Department of Chemistry and Biochemistry, University of California, San Diego, La Jolla, CA 92093-0378, USA.
FEBS Lett. 2010 Dec 1;584(23):4725-30. doi: 10.1016/j.febslet.2010.10.060. Epub 2010 Nov 5.
The factor inhibiting HIF-1 (FIH-1) hydroxylates many ankyrin repeat-containing proteins including IκBα. It is widely speculated that hydroxylation of IκBα has functional consequences, but the effects of hydroxylation have not been demonstrated. We prepared hydroxylated IκBα and compared it to the unhydroxylated protein. Urea denaturation and amide H/D exchange experiments showed no change in the "foldedness" upon hydroxylation. Surface plasmon resonance measurements of binding to NFκB showed no difference in the NFκB binding kinetics or thermodynamics. Ubiquitin-independent proteasomal degradation experiments showed no difference in the half-life of the protein. Thus, it appears that hydroxylation of IκBα by FIH-1 is inconsequential, at least for the functions we could assay in vitro.

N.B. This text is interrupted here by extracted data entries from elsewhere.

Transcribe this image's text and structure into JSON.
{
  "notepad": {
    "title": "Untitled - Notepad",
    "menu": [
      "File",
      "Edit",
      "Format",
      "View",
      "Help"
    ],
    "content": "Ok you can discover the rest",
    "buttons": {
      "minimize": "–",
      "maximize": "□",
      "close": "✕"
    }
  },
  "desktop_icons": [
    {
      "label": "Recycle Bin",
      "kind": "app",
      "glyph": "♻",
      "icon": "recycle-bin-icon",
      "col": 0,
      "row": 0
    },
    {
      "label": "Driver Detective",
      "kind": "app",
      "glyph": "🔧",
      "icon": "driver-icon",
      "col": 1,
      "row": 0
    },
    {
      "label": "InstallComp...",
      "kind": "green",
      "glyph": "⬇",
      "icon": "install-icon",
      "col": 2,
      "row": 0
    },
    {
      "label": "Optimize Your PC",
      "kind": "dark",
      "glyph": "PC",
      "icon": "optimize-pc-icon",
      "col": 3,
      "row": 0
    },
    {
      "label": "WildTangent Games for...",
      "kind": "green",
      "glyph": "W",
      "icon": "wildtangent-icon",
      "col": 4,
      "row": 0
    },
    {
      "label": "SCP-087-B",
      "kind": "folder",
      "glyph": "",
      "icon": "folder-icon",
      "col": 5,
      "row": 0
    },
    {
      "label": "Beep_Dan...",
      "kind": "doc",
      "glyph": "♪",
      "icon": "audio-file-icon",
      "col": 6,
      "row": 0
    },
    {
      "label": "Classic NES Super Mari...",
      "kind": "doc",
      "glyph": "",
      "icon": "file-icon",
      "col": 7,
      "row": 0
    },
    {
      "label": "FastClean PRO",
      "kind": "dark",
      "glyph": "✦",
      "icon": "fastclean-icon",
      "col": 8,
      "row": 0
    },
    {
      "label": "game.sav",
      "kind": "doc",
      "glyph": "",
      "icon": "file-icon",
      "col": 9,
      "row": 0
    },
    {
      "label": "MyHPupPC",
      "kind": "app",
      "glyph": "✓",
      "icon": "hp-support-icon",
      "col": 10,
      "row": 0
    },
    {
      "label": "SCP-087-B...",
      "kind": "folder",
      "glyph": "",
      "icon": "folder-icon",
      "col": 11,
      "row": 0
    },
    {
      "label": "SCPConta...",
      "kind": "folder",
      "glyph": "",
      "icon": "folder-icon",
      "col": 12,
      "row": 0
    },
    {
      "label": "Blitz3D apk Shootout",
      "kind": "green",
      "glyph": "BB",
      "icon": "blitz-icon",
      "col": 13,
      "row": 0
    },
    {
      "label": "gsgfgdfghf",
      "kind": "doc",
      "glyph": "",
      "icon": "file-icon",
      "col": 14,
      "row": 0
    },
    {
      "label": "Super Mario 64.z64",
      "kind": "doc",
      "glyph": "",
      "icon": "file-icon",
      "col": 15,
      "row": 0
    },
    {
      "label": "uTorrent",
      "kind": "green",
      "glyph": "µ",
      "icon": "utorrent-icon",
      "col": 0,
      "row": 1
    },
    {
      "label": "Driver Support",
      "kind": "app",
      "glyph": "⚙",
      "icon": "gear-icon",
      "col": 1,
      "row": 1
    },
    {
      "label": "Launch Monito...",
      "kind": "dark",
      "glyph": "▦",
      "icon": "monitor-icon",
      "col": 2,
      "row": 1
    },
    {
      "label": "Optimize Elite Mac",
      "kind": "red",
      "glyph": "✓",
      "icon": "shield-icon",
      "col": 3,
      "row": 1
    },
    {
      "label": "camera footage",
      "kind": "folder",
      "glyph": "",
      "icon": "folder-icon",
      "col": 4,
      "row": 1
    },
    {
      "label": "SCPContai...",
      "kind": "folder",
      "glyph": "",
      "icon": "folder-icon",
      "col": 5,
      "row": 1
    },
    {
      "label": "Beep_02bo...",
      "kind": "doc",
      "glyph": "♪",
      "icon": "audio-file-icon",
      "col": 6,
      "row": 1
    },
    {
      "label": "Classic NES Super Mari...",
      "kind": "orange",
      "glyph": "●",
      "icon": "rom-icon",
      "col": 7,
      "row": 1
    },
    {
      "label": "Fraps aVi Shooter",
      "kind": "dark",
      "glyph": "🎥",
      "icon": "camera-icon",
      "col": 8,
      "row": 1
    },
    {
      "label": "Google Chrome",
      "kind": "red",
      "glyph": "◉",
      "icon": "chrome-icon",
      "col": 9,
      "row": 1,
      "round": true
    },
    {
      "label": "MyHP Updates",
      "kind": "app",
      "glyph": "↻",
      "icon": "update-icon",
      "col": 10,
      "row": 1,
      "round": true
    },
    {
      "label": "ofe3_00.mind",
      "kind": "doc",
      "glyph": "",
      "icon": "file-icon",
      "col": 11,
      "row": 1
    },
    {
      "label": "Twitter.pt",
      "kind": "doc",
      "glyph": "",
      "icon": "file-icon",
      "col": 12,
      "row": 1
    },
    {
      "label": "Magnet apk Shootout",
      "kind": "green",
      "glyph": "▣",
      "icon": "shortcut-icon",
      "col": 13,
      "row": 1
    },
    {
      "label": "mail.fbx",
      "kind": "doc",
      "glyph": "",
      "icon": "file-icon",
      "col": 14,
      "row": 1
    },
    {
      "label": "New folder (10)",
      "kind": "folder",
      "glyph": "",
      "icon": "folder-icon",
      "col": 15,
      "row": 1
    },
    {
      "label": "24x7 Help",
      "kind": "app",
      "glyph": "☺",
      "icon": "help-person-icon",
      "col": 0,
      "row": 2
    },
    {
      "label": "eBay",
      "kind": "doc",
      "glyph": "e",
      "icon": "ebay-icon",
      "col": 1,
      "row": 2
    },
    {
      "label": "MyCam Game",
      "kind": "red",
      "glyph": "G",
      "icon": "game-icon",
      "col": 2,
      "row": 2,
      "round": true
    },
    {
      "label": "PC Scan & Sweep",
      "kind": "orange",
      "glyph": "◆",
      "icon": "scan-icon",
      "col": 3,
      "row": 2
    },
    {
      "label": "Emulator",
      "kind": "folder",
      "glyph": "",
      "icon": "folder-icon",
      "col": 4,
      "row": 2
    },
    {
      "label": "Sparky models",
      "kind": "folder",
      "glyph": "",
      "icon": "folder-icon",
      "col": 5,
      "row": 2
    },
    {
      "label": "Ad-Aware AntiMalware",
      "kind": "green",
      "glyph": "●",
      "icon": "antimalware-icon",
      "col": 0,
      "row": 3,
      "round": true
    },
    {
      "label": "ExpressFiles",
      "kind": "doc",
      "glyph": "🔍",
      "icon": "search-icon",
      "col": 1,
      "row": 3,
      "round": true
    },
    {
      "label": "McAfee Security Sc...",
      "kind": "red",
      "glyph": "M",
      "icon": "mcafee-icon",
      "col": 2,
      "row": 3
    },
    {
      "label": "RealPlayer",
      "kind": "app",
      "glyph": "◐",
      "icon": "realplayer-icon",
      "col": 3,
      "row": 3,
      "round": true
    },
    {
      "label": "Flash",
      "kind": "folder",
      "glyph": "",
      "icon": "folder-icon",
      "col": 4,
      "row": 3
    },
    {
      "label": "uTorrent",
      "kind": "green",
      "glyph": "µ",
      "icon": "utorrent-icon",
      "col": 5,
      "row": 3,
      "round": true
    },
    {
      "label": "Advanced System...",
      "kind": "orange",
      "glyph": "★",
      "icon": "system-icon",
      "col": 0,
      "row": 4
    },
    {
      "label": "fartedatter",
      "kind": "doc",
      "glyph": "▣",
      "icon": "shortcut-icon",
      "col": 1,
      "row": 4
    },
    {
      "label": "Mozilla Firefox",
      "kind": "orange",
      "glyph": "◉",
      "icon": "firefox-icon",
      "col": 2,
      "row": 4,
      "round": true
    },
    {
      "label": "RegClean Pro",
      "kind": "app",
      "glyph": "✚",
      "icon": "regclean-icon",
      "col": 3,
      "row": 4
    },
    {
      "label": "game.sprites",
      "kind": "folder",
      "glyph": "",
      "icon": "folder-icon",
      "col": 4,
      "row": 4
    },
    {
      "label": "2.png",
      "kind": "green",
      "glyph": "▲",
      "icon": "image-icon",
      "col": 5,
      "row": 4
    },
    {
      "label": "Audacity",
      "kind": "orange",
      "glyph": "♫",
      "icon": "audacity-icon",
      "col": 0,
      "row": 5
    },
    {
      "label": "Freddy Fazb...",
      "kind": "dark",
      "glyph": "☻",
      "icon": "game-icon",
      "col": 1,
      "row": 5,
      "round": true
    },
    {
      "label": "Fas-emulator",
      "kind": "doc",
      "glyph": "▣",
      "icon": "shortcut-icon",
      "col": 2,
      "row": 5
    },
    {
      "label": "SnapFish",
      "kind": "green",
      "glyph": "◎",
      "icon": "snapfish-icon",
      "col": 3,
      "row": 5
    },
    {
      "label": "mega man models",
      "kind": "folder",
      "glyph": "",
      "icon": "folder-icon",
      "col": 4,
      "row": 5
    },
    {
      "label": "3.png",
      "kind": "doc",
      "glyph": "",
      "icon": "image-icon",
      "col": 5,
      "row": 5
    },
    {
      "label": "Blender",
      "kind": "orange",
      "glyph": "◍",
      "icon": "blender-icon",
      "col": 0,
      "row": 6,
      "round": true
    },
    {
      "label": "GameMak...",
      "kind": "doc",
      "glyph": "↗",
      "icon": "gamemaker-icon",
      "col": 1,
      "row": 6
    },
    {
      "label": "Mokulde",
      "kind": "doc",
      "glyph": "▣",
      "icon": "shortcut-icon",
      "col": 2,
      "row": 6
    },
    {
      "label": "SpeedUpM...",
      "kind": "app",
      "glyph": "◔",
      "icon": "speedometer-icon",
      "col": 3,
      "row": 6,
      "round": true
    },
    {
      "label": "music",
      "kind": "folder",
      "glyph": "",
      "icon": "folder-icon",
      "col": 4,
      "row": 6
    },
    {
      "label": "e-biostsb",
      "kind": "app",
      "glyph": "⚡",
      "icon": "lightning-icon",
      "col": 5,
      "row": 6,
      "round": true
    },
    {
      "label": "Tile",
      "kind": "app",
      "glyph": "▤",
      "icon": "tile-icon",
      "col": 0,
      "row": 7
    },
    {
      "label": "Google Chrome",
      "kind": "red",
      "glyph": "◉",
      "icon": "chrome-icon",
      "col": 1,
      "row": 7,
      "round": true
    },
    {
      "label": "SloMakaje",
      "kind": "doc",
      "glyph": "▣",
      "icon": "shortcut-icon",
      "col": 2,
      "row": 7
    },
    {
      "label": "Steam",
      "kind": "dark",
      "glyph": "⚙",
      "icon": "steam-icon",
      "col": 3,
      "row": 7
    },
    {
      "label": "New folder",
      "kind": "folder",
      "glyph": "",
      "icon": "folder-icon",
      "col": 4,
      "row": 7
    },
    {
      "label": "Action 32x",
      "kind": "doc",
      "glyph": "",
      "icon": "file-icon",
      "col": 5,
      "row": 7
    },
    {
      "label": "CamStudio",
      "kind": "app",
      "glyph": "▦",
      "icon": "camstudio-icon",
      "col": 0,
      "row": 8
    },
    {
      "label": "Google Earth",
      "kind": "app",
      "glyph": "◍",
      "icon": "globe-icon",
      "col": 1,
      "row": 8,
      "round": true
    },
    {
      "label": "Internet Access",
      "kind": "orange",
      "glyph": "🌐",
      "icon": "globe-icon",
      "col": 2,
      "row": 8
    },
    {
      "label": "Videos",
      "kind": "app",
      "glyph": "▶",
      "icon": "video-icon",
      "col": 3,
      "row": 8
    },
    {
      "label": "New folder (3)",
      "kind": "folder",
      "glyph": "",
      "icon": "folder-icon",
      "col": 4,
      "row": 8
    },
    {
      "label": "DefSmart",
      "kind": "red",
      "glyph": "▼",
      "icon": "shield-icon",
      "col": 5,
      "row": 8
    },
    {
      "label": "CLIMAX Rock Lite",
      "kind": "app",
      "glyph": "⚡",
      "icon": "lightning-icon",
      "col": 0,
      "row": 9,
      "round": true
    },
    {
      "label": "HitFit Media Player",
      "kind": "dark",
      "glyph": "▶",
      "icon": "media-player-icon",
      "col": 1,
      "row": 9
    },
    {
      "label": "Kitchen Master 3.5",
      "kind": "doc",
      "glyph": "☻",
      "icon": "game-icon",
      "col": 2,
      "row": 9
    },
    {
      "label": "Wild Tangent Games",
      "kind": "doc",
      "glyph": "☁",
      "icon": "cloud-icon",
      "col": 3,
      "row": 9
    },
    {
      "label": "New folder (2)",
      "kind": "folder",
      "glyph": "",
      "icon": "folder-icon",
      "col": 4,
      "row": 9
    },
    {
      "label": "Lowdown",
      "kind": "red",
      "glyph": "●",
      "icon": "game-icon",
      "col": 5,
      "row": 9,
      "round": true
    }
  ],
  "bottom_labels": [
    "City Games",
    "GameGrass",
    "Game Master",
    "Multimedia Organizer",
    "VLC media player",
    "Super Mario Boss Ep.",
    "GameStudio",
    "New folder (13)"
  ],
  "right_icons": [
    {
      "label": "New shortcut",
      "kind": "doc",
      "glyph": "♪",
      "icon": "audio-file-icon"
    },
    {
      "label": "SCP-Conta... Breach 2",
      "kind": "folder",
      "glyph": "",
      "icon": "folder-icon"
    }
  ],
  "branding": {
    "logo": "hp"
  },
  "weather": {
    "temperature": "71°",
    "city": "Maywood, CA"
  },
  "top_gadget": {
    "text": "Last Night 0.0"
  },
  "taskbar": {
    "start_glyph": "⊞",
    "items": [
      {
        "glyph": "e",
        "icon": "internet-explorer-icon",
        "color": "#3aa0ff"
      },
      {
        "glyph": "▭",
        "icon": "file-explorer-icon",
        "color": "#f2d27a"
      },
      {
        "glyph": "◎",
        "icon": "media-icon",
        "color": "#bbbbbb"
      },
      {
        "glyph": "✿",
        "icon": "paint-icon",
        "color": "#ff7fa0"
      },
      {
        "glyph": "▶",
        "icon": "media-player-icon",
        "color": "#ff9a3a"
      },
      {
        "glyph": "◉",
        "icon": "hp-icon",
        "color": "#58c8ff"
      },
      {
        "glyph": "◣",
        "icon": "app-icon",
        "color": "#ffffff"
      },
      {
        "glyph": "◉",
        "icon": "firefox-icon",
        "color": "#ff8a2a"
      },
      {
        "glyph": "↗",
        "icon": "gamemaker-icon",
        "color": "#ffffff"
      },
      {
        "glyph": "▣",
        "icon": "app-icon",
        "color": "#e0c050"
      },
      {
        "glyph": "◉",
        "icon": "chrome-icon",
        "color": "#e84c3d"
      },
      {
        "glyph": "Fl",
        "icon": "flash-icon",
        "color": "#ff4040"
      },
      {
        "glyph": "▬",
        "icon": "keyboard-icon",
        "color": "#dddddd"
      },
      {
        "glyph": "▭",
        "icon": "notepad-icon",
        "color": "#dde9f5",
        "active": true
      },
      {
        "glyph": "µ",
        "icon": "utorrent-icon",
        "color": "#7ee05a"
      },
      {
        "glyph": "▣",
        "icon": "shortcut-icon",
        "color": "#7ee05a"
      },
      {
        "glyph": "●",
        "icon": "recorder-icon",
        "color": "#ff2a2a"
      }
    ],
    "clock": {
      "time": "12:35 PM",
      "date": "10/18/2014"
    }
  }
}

因子抑制 HIF-1(FIH-1)羟化许多含有锚蛋白重复序列的蛋白质,包括 IκBα。人们普遍推测 IκBα的羟化具有功能后果,但羟化的影响尚未得到证实。我们制备了羟化的 IκBα并将其与未羟化的蛋白质进行了比较。尿素变性和酰胺 H/D 交换实验表明,羟化后蛋白质的“折叠”没有变化。表面等离子体共振测量表明,NFκB 的结合动力学或热力学没有差异。非依赖于泛素的蛋白酶体降解实验表明,蛋白质的半衰期没有差异。因此,FIH-1 对 IκBα的羟化似乎没有影响,至少对于我们在体外进行的功能测定而言是这样。